Le : Royaume de Hadramaout Utilisateur du Musnad
À l'extrémité orientale des hautes terres du Yémen, là où le plateau calcaire se fracture pour laisser place à une vallée immense et sinueuse, s'étendait jadis une civilisation prospère. Le Hadramaout n'était pas simplement une région géographique ; c'était un royaume puissant, dont le nom seul évoquait pour les Anciens les effluves sacrés de l'encens. Isolé par le désert du Rub' al-Khali au nord et bordé par la mer d'Oman au sud, ce territoire a su forger une identité unique, s'intégrant parfaitement dans la vaste géographie du Musnad et les royaumes de l'encens.
L'Émergence dans la Vallée Sacrée
L'histoire du Hadramaout s'ancre profondément dans le premier millénaire avant notre ère. Contrairement à ses voisins des hauts plateaux, ce royaume s'est développé autour d'un axe vital : le Wadi Hadramaout. C'est le plus grand oued de la péninsule Arabique, une entaille fertile au milieu de l'aridité, permettant l'agriculture grâce à des systèmes d'irrigation sophistiqués maîtrisés par ses habitants.
Shabwa, la Capitale du Sel
Au cœur de ce dispositif politique et religieux se dressait Shabwa. Située à l'ouest de la vallée, à la lisière du désert de Ramlat al-Sab'atayn, cette métropole n'avait pas été choisie au hasard. Elle abritait d'importantes mines de sel gemme, une ressource précieuse qui servait de monnaie d'échange et de conservateur. Les caravanes qui quittaient la ville ne transportaient pas uniquement des résines aromatiques, mais aussi ce « sel de Shabwa » réputé dans toute l'Arabie.

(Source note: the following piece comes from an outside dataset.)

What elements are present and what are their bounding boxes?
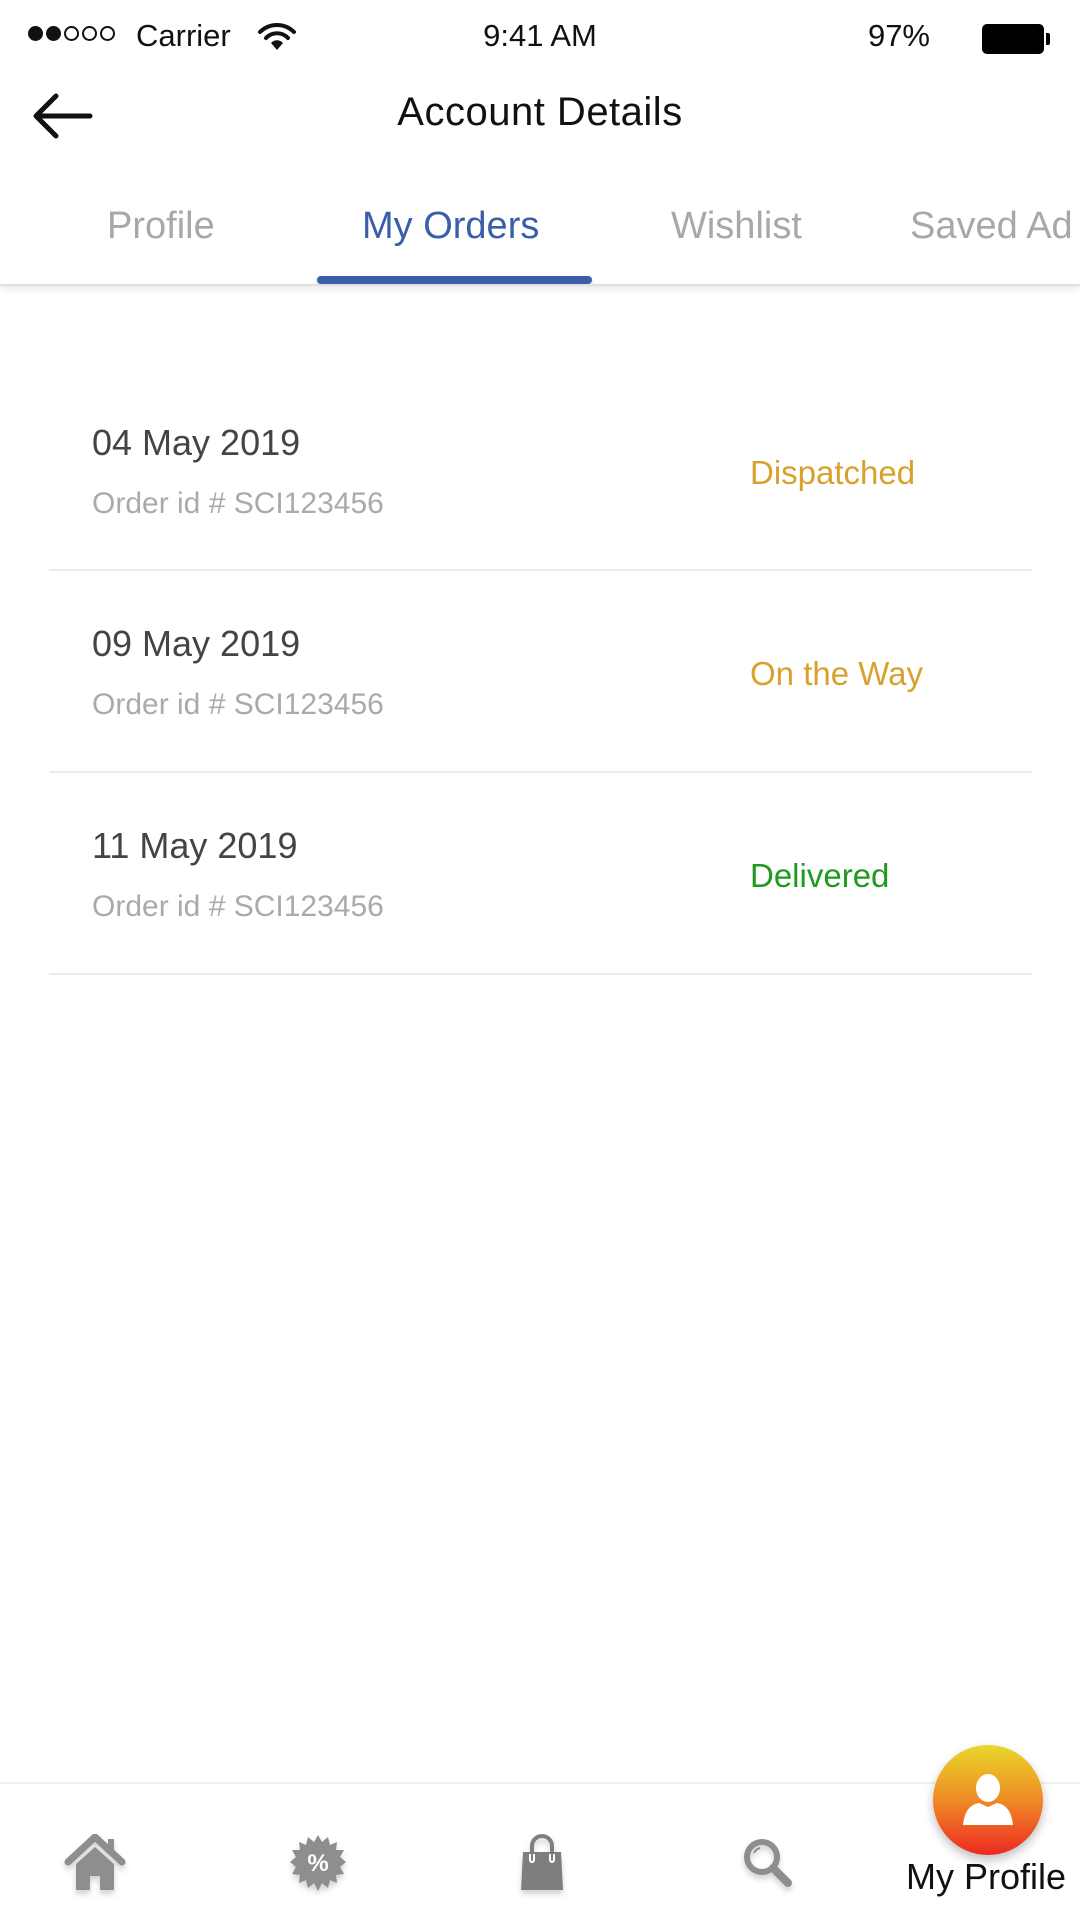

La ville était majestueuse, dotée de temples imposants dédiés à la divinité lunaire Sîn, protectrice du royaume. C'est ici, dans l'architecture massive de pierre et de bois, que les rois de Hadramaout gravaient leurs décrets en écriture Musnad, affirmant leur souveraineté face aux ambitions territoriales du royaume de Saba, leur éternel rival et partenaire occidental.
Les Maîtres de l'Arbre à Encens
La véritable richesse du Hadramaout provenait cependant d'une ressource naturelle endémique à ses montagnes méridionales : l'arbre à encens (Boswellia sacra). La récolte de cette résine, indispensable aux rituels religieux de la Méditerranée à la Perse, était un secret jalousement gardé.
La Route vers Qana
Pour exporter ces richesses, les Hadramis ne se contentaient pas des voies terrestres empruntées par leurs voisins septentrionaux, comme le royaume de Ma'in, spécialisé dans le commerce caravanier. Ils développèrent une ouverture maritime stratégique : le port de Qana (l'actuel Bir Ali). Ce port devint le poumon économique du royaume, accueillant des navires venus d'Inde et d'Afrique, chargés d'épices et de textiles, qui repartaient les cales pleines d'encens.
C'est par ce port que le Hadramaout s'imposa comme un acteur incontournable du commerce mondial antique, contrôlant les flux de marchandises bien avant qu'elles n'atteignent les marchés de l'Égypte ou de Rome.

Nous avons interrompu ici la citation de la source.